Memristive Devices Based on Two-Dimensional Transition Metal Chalcogenides for Neuromorphic Computing

Abstract

Highlights

Based on the benefits of two-dimensional (2D) transition metal chalcogenides (TMC) materials, the operating concepts and basics of memristors for neuromorphic computing are introduced.

The prospects of 2D TMC materials and heterostructures are reviewed, as well as the state-of-the-art demonstration of 2D TMCs-based memristors for neuromorphic computing applications.

The most recent advances, current challenges, and future prospects for the manufacture and characterization of memristive neuromorphic devices based on 2D TMCs are discussed.

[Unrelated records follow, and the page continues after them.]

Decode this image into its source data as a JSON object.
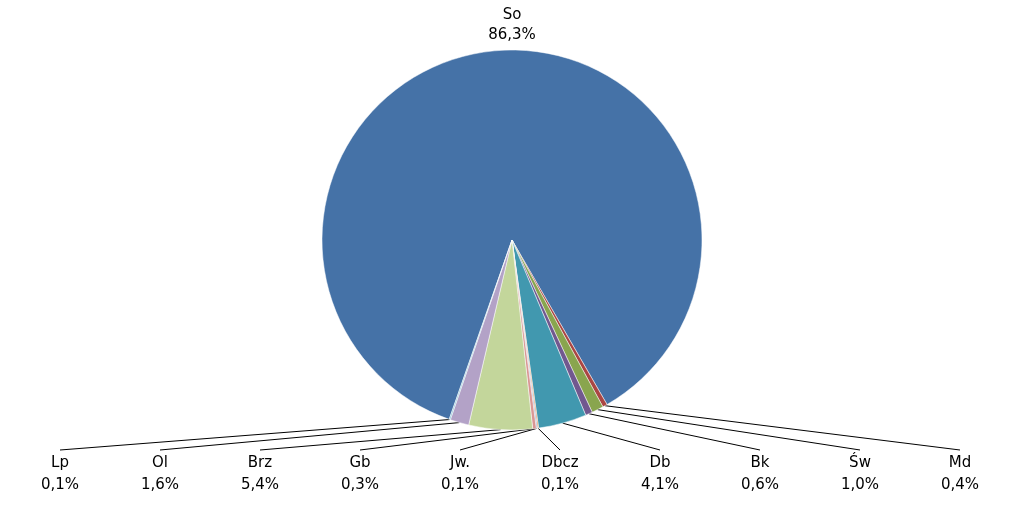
{
  "chart_data": {
    "type": "pie",
    "categories": [
      "So",
      "Md",
      "Św",
      "Bk",
      "Db",
      "Dbcz",
      "Jw.",
      "Gb",
      "Brz",
      "Ol",
      "Lp"
    ],
    "values": [
      86.3,
      0.4,
      1.0,
      0.6,
      4.1,
      0.1,
      0.1,
      0.3,
      5.4,
      1.6,
      0.1
    ],
    "value_labels": [
      "86,3%",
      "0,4%",
      "1,0%",
      "0,6%",
      "4,1%",
      "0,1%",
      "0,1%",
      "0,3%",
      "5,4%",
      "1,6%",
      "0,1%"
    ],
    "colors": [
      "#4572a7",
      "#aa4643",
      "#89a54e",
      "#71588f",
      "#4198af",
      "#db843d",
      "#93a9cf",
      "#d99694",
      "#c3d69b",
      "#b3a2c7",
      "#8fc4d9"
    ]
  }
}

Abstract Two-dimensional (2D) transition metal chalcogenides (TMC) and their heterostructures are appealing as building blocks in a wide range of electronic and optoelectronic devices, particularly futuristic memristive and synaptic devices for brain-inspired neuromorphic computing systems. The distinct properties such as high durability, electrical and optical tunability, clean surface, flexibility, and LEGO-staking capability enable simple fabrication with high integration density, energy-efficient operation, and high scalability. This review provides a thorough examination of high-performance memristors based on 2D TMCs for neuromorphic computing applications, including the promise of 2D TMC materials and heterostructures, as well as the state-of-the-art demonstration of memristive devices. The challenges and future prospects for the development of these emerging materials and devices are also discussed. The purpose of this review is to provide an outlook on the fabrication and characterization of neuromorphic memristors based on 2D TMCs.